Friday, September 5, 2014

US Troops to Poland: An Empty Gesture Now

The Wall Street Journal Opinion column makes an impassioned plea for putting our American troops in Germany into Poland:
"NATO would have done better to move the thousands of American troops sitting idly at German bases forward to Poland and the Baltic states. This would have sent a clearer message to Moscow of NATO's seriousness by creating a tripwire against a Russian attack."

This won't happen for several reasons.  If something like this were to be implemented without any kind of coherent international foreign policy strategy around it, this would be inviting President Putin to call yet another of our many foreign policy bluffs.
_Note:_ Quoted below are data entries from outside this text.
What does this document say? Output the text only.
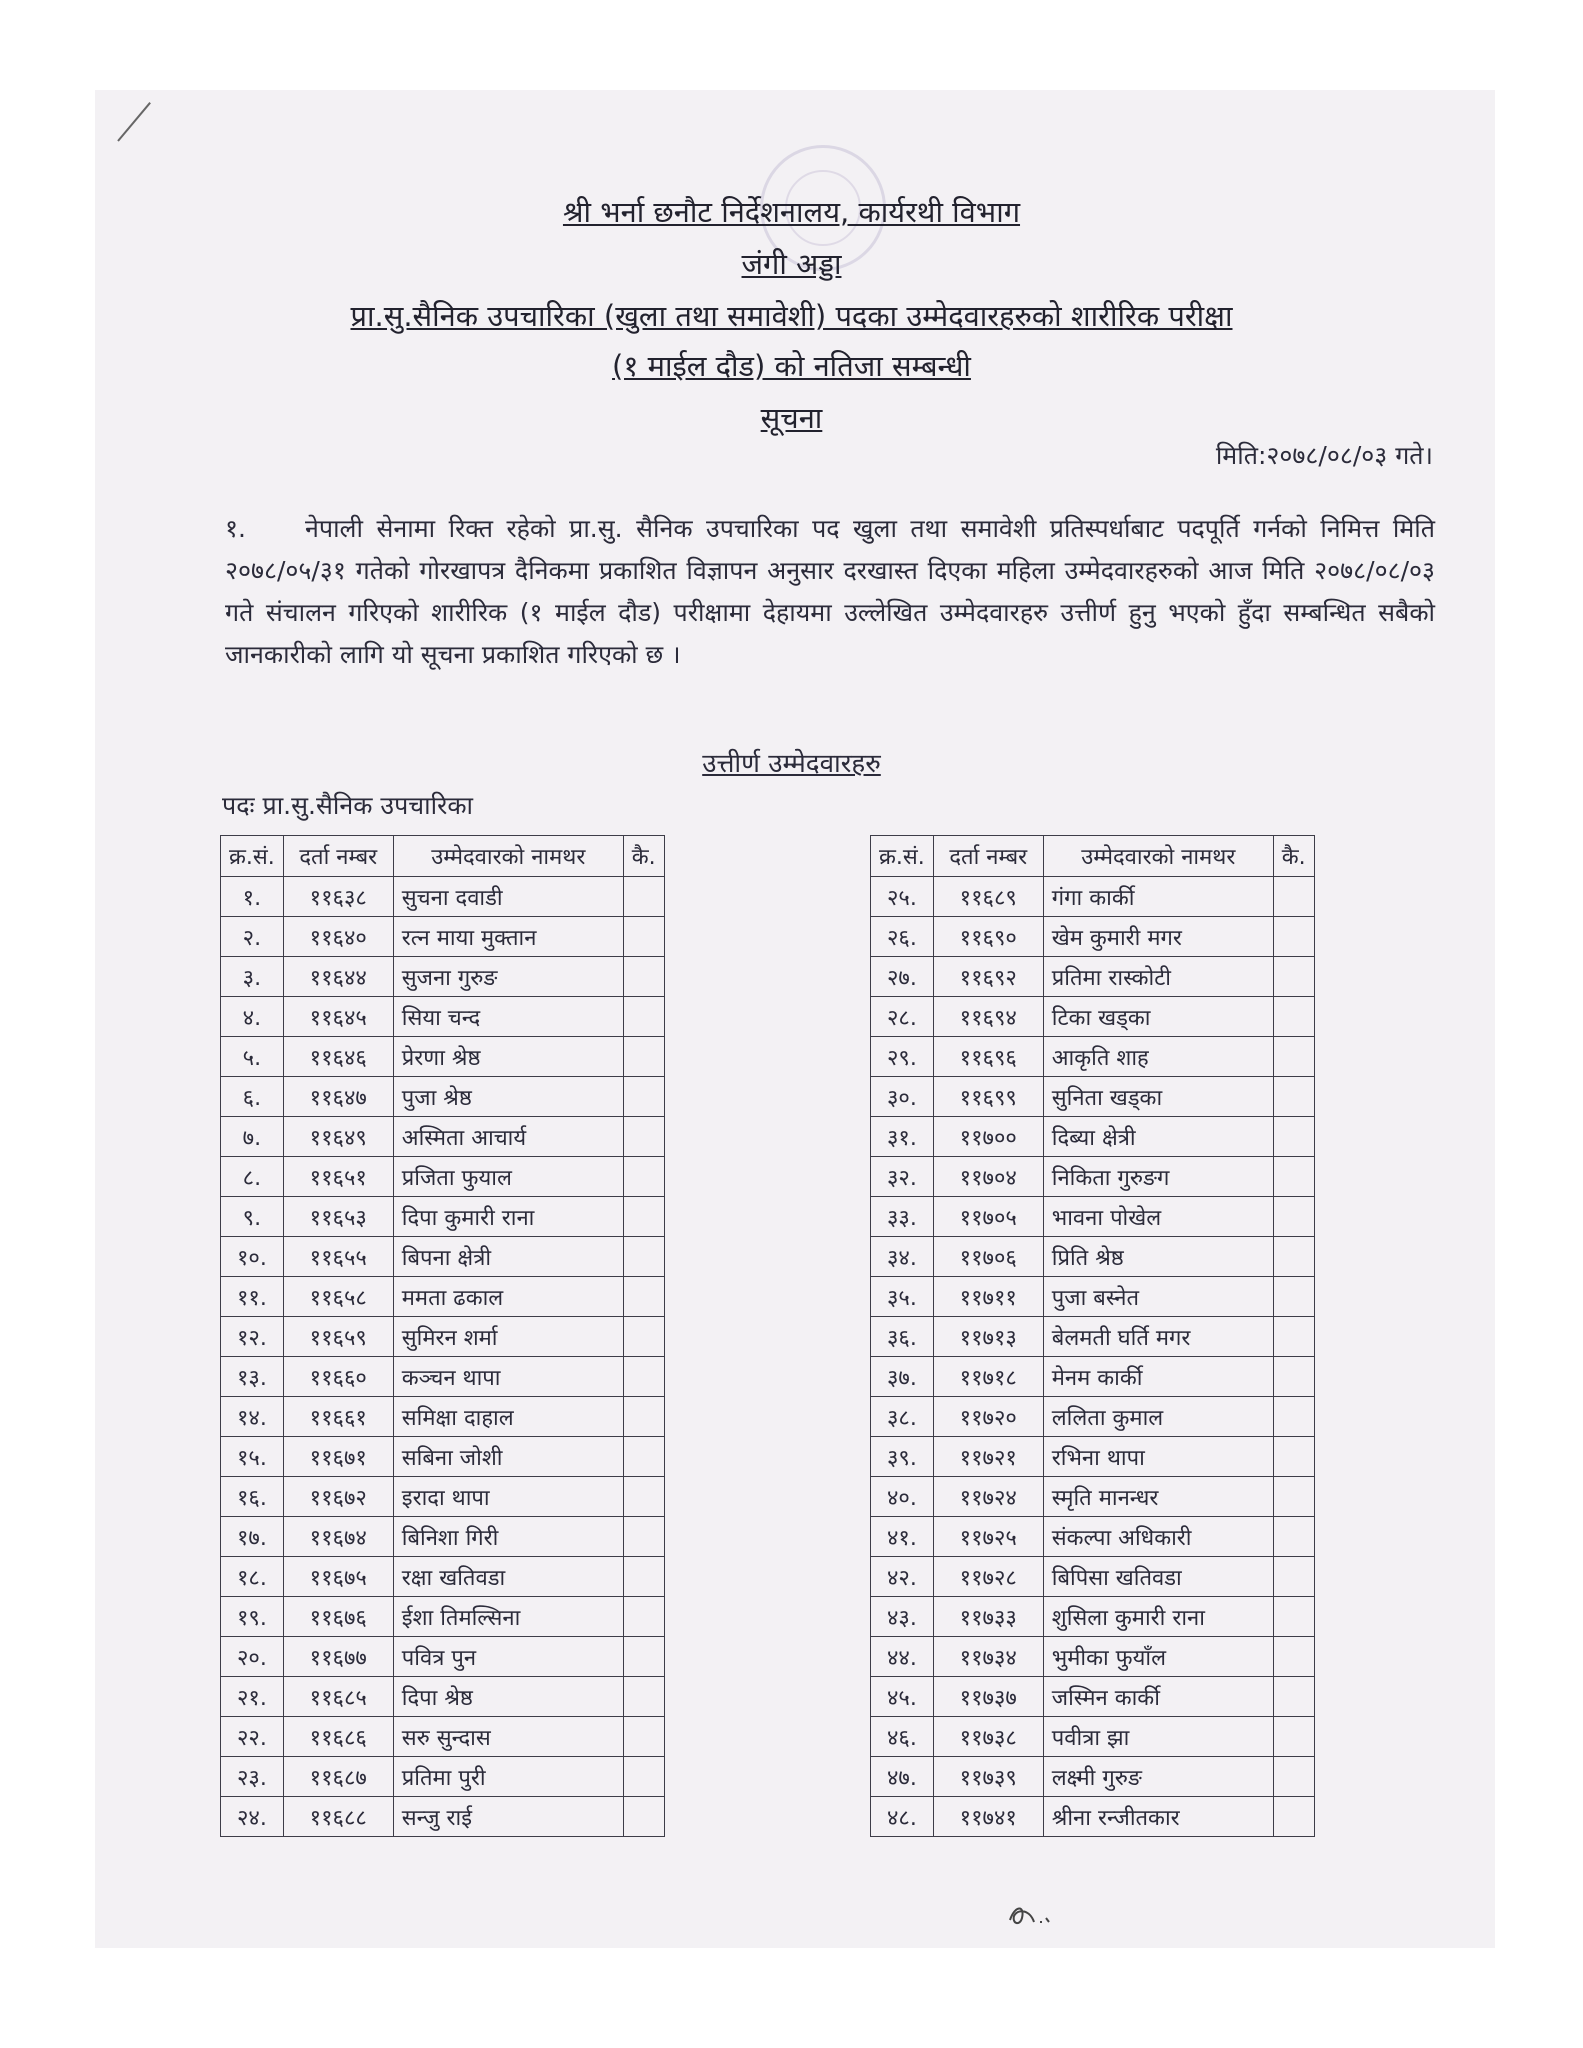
श्री भर्ना छनौट निर्देशनालय, कार्यरथी विभाग
जंगी अड्डा
प्रा.सु.सैनिक उपचारिका (खुला तथा समावेशी) पदका उम्मेदवारहरुको शारीरिक परीक्षा
(१ माईल दौड) को नतिजा सम्बन्धी
सूचना
मिति:२०७८/०८/०३ गते।
१. नेपाली सेनामा रिक्त रहेको प्रा.सु. सैनिक उपचारिका पद खुला तथा समावेशी प्रतिस्पर्धाबाट पदपूर्ति गर्नको निमित्त मिति २०७८/०५/३१ गतेको गोरखापत्र दैनिकमा प्रकाशित विज्ञापन अनुसार दरखास्त दिएका महिला उम्मेदवारहरुको आज मिति २०७८/०८/०३ गते संचालन गरिएको शारीरिक (१ माईल दौड) परीक्षामा देहायमा उल्लेखित उम्मेदवारहरु उत्तीर्ण हुनु भएको हुँदा सम्बन्धित सबैको जानकारीको लागि यो सूचना प्रकाशित गरिएको छ ।
उत्तीर्ण उम्मेदवारहरु
पदः प्रा.सु.सैनिक उपचारिका
क्र.सं.	दर्ता नम्बर	उम्मेदवारको नामथर	कै.
१.	११६३८	सुचना दवाडी	
२.	११६४०	रत्न माया मुक्तान	
३.	११६४४	सुजना गुरुङ	
४.	११६४५	सिया चन्द	
५.	११६४६	प्रेरणा श्रेष्ठ	
६.	११६४७	पुजा श्रेष्ठ	
७.	११६४९	अस्मिता आचार्य	
८.	११६५१	प्रजिता फुयाल	
९.	११६५३	दिपा कुमारी राना	
१०.	११६५५	बिपना क्षेत्री	
११.	११६५८	ममता ढकाल	
१२.	११६५९	सुमिरन शर्मा	
१३.	११६६०	कञ्चन थापा	
१४.	११६६१	समिक्षा दाहाल	
१५.	११६७१	सबिना जोशी	
१६.	११६७२	इरादा थापा	
१७.	११६७४	बिनिशा गिरी	
१८.	११६७५	रक्षा खतिवडा	
१९.	११६७६	ईशा तिमल्सिना	
२०.	११६७७	पवित्र पुन	
२१.	११६८५	दिपा श्रेष्ठ	
२२.	११६८६	सरु सुन्दास	
२३.	११६८७	प्रतिमा पुरी	
२४.	११६८८	सन्जु राई	
क्र.सं.	दर्ता नम्बर	उम्मेदवारको नामथर	कै.
२५.	११६८९	गंगा कार्की	
२६.	११६९०	खेम कुमारी मगर	
२७.	११६९२	प्रतिमा रास्कोटी	
२८.	११६९४	टिका खड्का	
२९.	११६९६	आकृति शाह	
३०.	११६९९	सुनिता खड्का	
३१.	११७००	दिब्या क्षेत्री	
३२.	११७०४	निकिता गुरुङग	
३३.	११७०५	भावना पोखेल	
३४.	११७०६	प्रिति श्रेष्ठ	
३५.	११७११	पुजा बस्नेत	
३६.	११७१३	बेलमती घर्ति मगर	
३७.	११७१८	मेनम कार्की	
३८.	११७२०	ललिता कुमाल	
३९.	११७२१	रभिना थापा	
४०.	११७२४	स्मृति मानन्धर	
४१.	११७२५	संकल्पा अधिकारी	
४२.	११७२८	बिपिसा खतिवडा	
४३.	११७३३	शुसिला कुमारी राना	
४४.	११७३४	भुमीका फुयाँल	
४५.	११७३७	जस्मिन कार्की	
४६.	११७३८	पवीत्रा झा	
४७.	११७३९	लक्ष्मी गुरुङ	
४८.	११७४१	श्रीना रन्जीतकार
The strategy he would use is the same one he used in Ukraine.  It works!

The fundamental issue regarding our German-based U.S. troops is a bilateral issue between our President(s) and the German Chancellor(s).  Germany is a big, productive economy with a significant impact on world economic progress, but in the matter of foreign policy--national, through the European Union, and through NATO--Germany has been getting a free ride and they just have to pick up their own tab and act like big player on the world stage. Don't count on this.  Yet, by not confronting them directly on this issue, a unilateral move would further confuse our allies around the world.

Finally, our military brass in Europe and our troops and their families are enjoying the status quo, thank you very much.  They would be the first to lobby against this move, or at least to plead for a fifteen year ' phased draw down' to make it an empty gesture.
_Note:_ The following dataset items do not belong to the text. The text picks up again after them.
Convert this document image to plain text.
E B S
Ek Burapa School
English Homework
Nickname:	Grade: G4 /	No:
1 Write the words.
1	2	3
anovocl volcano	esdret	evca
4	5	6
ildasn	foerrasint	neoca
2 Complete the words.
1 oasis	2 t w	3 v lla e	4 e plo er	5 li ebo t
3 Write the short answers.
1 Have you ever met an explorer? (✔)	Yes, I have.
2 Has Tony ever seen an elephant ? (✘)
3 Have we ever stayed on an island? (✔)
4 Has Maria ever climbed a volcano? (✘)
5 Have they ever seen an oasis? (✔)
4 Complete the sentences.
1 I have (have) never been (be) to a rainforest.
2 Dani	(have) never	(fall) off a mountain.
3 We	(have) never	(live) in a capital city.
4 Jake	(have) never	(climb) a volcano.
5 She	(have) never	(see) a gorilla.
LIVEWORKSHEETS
In case, the Journal hasn't noticed President Putin doesn't respond to gambits from weaklings, which is how he perceives our President and his foreign policy advisers.

Our brass, their troops and their equipment can certainly be put to a much better economic uses than vacationing in Germany. Asking the Poles to sign off on this meaningless gesture is an insult to their collective intelligence, because the strategy guarantees a loss for them, the only question would be how big.